When I was little, maybe eight or nine years old, I used to clean house for an older woman, Cora, who lived across the street from us. Mostly dusting and floors, for which she paid me 25 cents an hour. I did it for a couple of other families in Belgrade, too. Cleaning houses was my first job. And while we were pretty poor, I don’t want to mislead anyone into thinking that my family needed to supplement our food stamps with that money. My quarters mostly went to buy Jolly Ranchers down at the Kwik Way.
I loved Cora. She was kind to me and chatted calmly while I wiped down her surfaces and knickknacks, and she never balked at handing over the quarter or two. My mother later told me some stories about her, like how she and another friend had once climbed down Yellowstone’s version of the Grand Canyon when they were young women, assisted only by their hat pins.
When Cora had to go into a nursing home in Bozeman, nine miles away, my parents took me to visit. I brought her one of the art projects I’d done in school, where we’d been using plastic wrap and aluminum foil to paint shiny snow and Christmas scenes. It was hard seeing her like that, laid up in bed in a bare room outside of her home, which had always felt comfortable and welcoming to me. It was harder when she died a short time later, on Christmas Eve. My parents told me after we got out of church that night, and I resisted having a photo taken with my sisters because I’d been crying.

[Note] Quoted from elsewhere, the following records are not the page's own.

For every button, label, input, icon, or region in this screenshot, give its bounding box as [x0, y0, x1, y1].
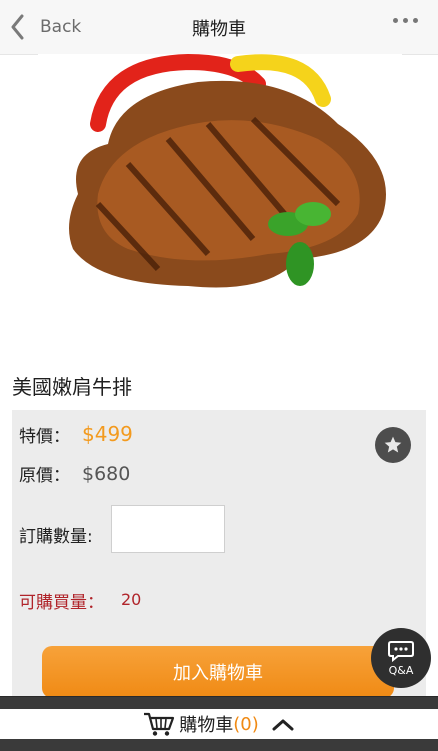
bottom-cart-bar: 購物車 ( 0 ) — [0, 696, 438, 751]
cart-close-paren: ) — [251, 713, 259, 735]
available-label: 可購買量： — [19, 593, 104, 613]
page-title: 購物車 — [192, 19, 246, 40]
top-nav-bar: Back 購物車 — [0, 0, 438, 55]
qa-label: Q&A — [388, 663, 414, 677]
cart-toggle[interactable]: 購物車 ( 0 ) — [0, 709, 438, 739]
original-price: $680 — [82, 463, 131, 485]
original-price-label: 原價： — [19, 466, 70, 486]
order-panel: 特價： $499 原價： $680 訂購數量: 可購買量： 20 加入購物車 — [12, 410, 426, 700]
qa-button[interactable]: Q&A — [371, 628, 431, 688]
quantity-input[interactable] — [111, 505, 225, 553]
more-options-icon[interactable] — [393, 18, 418, 23]
add-to-cart-button[interactable]: 加入購物車 — [42, 646, 394, 698]
special-price-label: 特價： — [19, 427, 70, 447]
chat-bubble-icon — [388, 640, 414, 662]
favorite-button[interactable] — [375, 427, 411, 463]
cart-count: 0 — [240, 713, 252, 735]
special-price: $499 — [82, 422, 133, 446]
product-image — [38, 54, 402, 312]
star-icon — [384, 436, 402, 453]
chevron-up-icon — [272, 719, 294, 731]
cart-open-paren: ( — [233, 713, 241, 735]
product-name: 美國嫩肩牛排 — [12, 375, 132, 399]
cart-label: 購物車 — [179, 715, 234, 736]
quantity-label: 訂購數量: — [19, 527, 93, 547]
available-value: 20 — [121, 590, 142, 609]
cart-icon — [144, 712, 175, 736]
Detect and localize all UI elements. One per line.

Losing Cora that night is one of the minor reasons Christmas is difficult for me. She’s lingered in my head all these years. The grief I felt then, and later at her memorial service, are still tangible nearly four decades later, along with a growing wish that I’d known her when I was older, could have asked her about her life. That she lingered as more than a shred of memory for me, when her life was likely so very full.
Why do some people pull us into their lives, their influence remaining long after we’ve lost touch or they’ve passed away? There is no reason that Cora should have had such an effect on me, that I should have loved her so much and taken her death so hard, nor any good reason why her story has somehow become intermingled with mine. No reason that I can pinpoint, that is. I’ve searched for the bare facts of her life here and there, poking around in Newspapers.com archives, looking for old historical society records, and found nothing but a confirmation of her existence. But her effect on me is very real. I almost named my daughter after her, this woman who, objectively speaking, I barely knew.
Maybe some of the deepest impacts on us come from the people who slip out of this life without leaving many noticeable marks behind.
My older sister, who has five years on me, says that what she remembers being told is that Cora climbed alone out of the Yellowstone canyon using a hat pin, that one of her friends had fallen and Cora did what she needed to do to get help.
This is a lesson I’ve taken from most of the women in my life. From both my grandmothers in particular—my maternal grandmother, who believed in women’s education and independence and who lived a life of professional and voluntary service to others; and my paternal one, an engineer who raised children under Stalin and as a refugee during the Siege of Leningrad and whose ability to cope with impossible times I wish I’d had more time to learn from. They did what they needed to do, whether to survive or to help others do so.
At this time of year, because the memory of Cora is so sharp and I dislike Christmas for so many other reasons, I spend a little time lingering on my few memories of her, and of other women I’ve met in passing—in situations fleeting and far-flung—many of whose whose faces and names I’d never recognize again but whose stories have woven themselves somewhere internally.
Almost every Christmas ritual and tradition is, for me, something of going through the motions and trying not to ruin it for everyone else. With one exception: the moment when we walk down to the Luminaria and help line the river path and footbridge with candles in memory of those who are gone.
I have several lights to ignite, losses I won’t speak of. But Cora is among them, even though I only knew her for a short time.
Somehow, she’s still here, with the snow and the forests and the mountains I love so much, helping me get through.
Beautifully written, Antonia. I've been sitting here reflecting on my dad, a person who, though he was always there in my life (and continues to be now that he has passed on), remains an utter mystery to me. The reflections are amplified as I am editing the chapter in my book that tells the story of his passing, one my editor said was "one of the most lifeless," and I really don't know what to do with it. As written, I don't think I could get through it in front of an audience without breaking apart so who knows what it is missing. We do indeed all have these people in our lives and it is complicated. I hope I can figure out a way to get it on the page.
I am convinced that the only measure of immortality we can be sure of rests within those words of kindness and affection spoken about us long after we've left this world. And while it is up to each of us to plant the seeds of those words while we walk out this life, there are times when we sow unwittingly simply by being authentic and present in those fleeting moments of joy and connection with another human being. It's a little bit like magic.
You have done your beloved Cora a great service. Thank you for sharing.